其次，采用瞬态爆炸火焰传播实验系统开展瓦斯抑爆实验。得出在10%瓦斯浓度下，添加0.13-0.26 g/L的普通干水粉体时，会对瓦斯爆炸呈现出促进效果；添加0.39-1.04 g/L的普通干水粉体时，呈现出抑制效果，且在此浓度范围内，瓦斯抑爆效果随粉体浓度的增加而逐渐增强。此外，当尿素溶液浓度为0%、5%、10%、15%和20%时，制备出的改性干水粉体瓦斯抑爆效果呈现出先上升后下降的趋势。10%尿素溶液浓度在上述5种溶液浓度中具有最佳的抑制效果。添加6种不同的粉体去抑制6%、8%、10%、12%浓度瓦斯爆炸时，抑爆效果从弱到强排序依次为：SiO₂粉体＜普通干水粉体＜海藻酸钙-普通干水粉体＜10%尿素改性干水粉体＜海藻酸钙-磷酸二氢铵干水粉体＜海藻酸钙-尿素改性干水粉体。其中，海藻酸钙-尿素改性干水粉体可使得瓦斯爆炸火焰传播到管道的时间最大延长40 ms，最大火焰传播速度降低幅度最大达到42.46%，火焰温度峰值最大下降幅度可到达58.99%，最大泄爆压力达到15.71%。

再次，使用20 L球形爆炸实验系统测试了海藻酸钙-尿素改性干水粉体在6%、8%、10%、12%瓦斯浓度下的最佳用量，得出最佳用量分别为0.125、0.3、0.5、0.225 g/L，总体呈现出先上升后下降的趋势。当添加海藻酸钙-尿素改性干水粉体过少时，不能在瓦斯爆炸反应初始阶段对反应进程形成有效阻碍；而添加过量的海藻酸钙-尿素改性干水粉体，又会导致粉体在受限空间内出现团聚现象，并且增大了其体积负荷，使得粉体自身的热解效率降低。这两种情况均会使得海藻酸钙-尿素改性干水粉体的瓦斯抑制效果变差。

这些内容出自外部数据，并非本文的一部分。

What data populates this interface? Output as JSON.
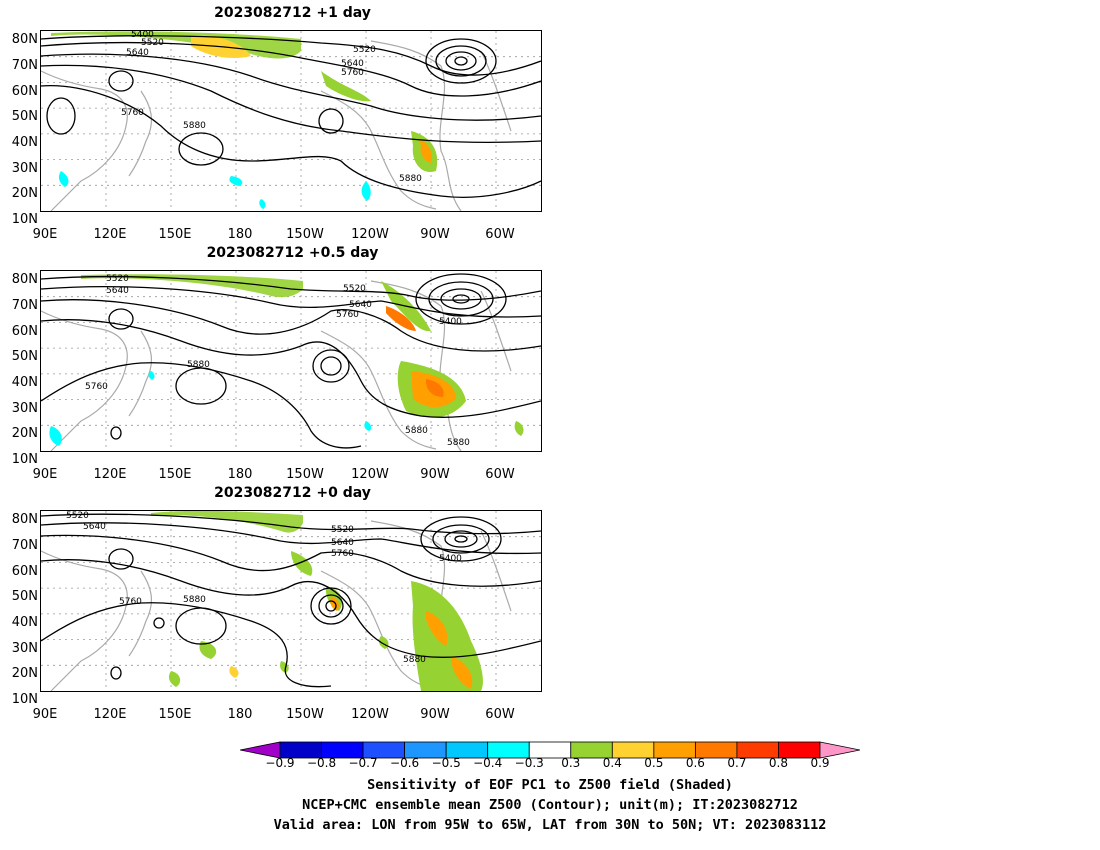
{
  "panels": [
    {
      "title": "2023082712  +1 day"
    },
    {
      "title": "2023082712  +0.5 day"
    },
    {
      "title": "2023082712  +0 day"
    }
  ],
  "lat_labels": [
    "80N",
    "70N",
    "60N",
    "50N",
    "40N",
    "30N",
    "20N",
    "10N"
  ],
  "lon_labels": [
    "90E",
    "120E",
    "150E",
    "180",
    "150W",
    "120W",
    "90W",
    "60W"
  ],
  "contour_labels": {
    "p0": [
      "5400",
      "5520",
      "5640",
      "5520",
      "5640",
      "5760",
      "5760",
      "5880",
      "5880"
    ],
    "p1": [
      "5520",
      "5640",
      "5520",
      "5640",
      "5760",
      "5400",
      "5880",
      "5760",
      "5880",
      "5880"
    ],
    "p2": [
      "5520",
      "5640",
      "5520",
      "5640",
      "5760",
      "5400",
      "5760",
      "5880",
      "5880"
    ]
  },
  "colorbar": {
    "ticks": [
      "−0.9",
      "−0.8",
      "−0.7",
      "−0.6",
      "−0.5",
      "−0.4",
      "−0.3",
      "0.3",
      "0.4",
      "0.5",
      "0.6",
      "0.7",
      "0.8",
      "0.9"
    ],
    "colors": [
      "#a000c8",
      "#0000c8",
      "#0000ff",
      "#1e50ff",
      "#1e96ff",
      "#00c8ff",
      "#00ffff",
      "#ffffff",
      "#96d232",
      "#ffd232",
      "#ffa000",
      "#ff7800",
      "#ff3c00",
      "#ff0000",
      "#ff96c8"
    ]
  },
  "captions": [
    "Sensitivity of EOF PC1 to Z500 field (Shaded)",
    "NCEP+CMC ensemble mean Z500 (Contour); unit(m); IT:2023082712",
    "Valid area: LON from 95W to 65W, LAT from 30N to 50N; VT: 2023083112"
  ]
}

最后，分析了海藻酸钙-尿素改性干水粉体的瓦斯抑爆机理，得出其在抑制瓦斯爆炸时，可使得瓦斯爆炸体系中的CHOꞏ、OHꞏ和CNꞏ等关键自由基含量明显降低，并且生成大量HNOꞏ和NOꞏ可继续消耗瓦斯爆炸体系中的自由基。通过将上述结论与干水粉体的TG-DSC热过程分析相结合得到海藻酸钙-尿素改性干水粉体的瓦斯抑爆机理，主要包含以下四个方面：① 隔绝瓦斯爆炸反应，降低氧浓度；② 水分子蒸发吸热，降低火焰温度；③ 水蒸气稀释可燃气体，惰化反应；④ 各自由基发生链式反应，降低关键自由基浓度。

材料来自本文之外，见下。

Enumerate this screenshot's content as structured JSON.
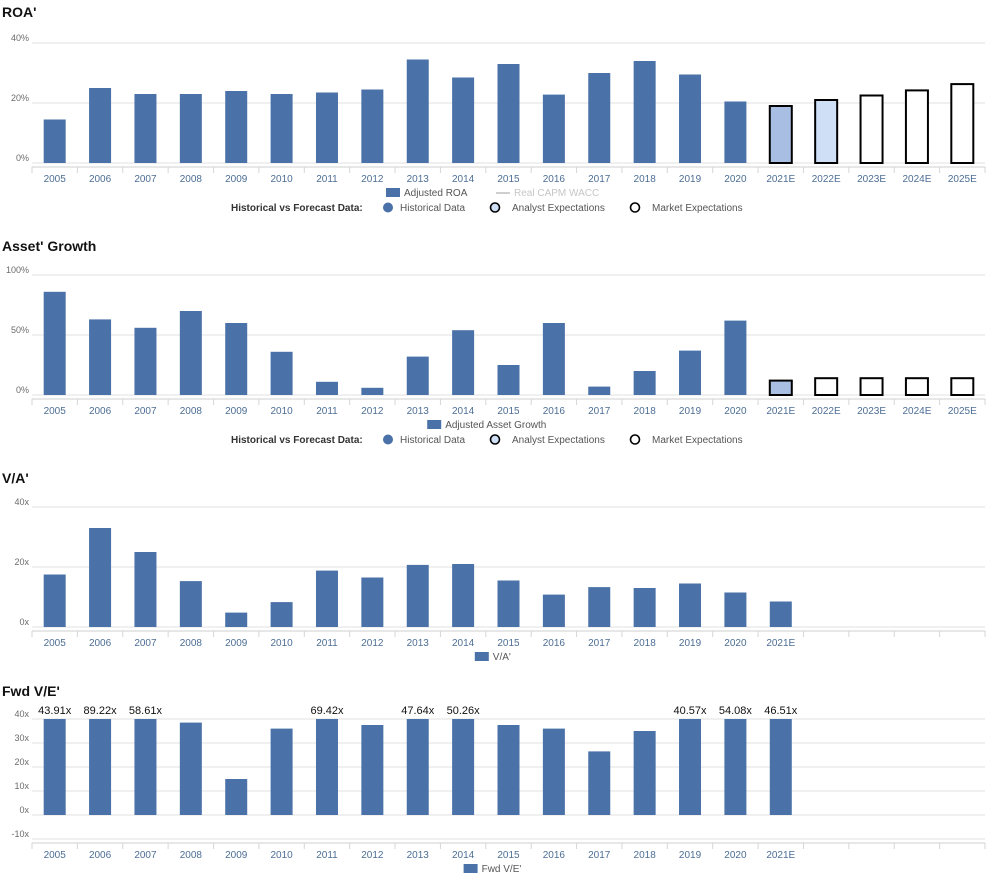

China possesses considerable coal resources, with the total reserves ranking top three in the world. Coal production plays an important role in realizing the rapid development of China's economy. But in the process of coal production, gas accidents happen from time to time, which seriously hinders coal mine safety production. At present, researchers at home and abroad have done a lot of research on gas explosion suppression technology. As a new type of explosion suppression material, dry water powder has the double inhibition effect of powder inhibitor and fine water mist inhibitor and has a very broad market prospect.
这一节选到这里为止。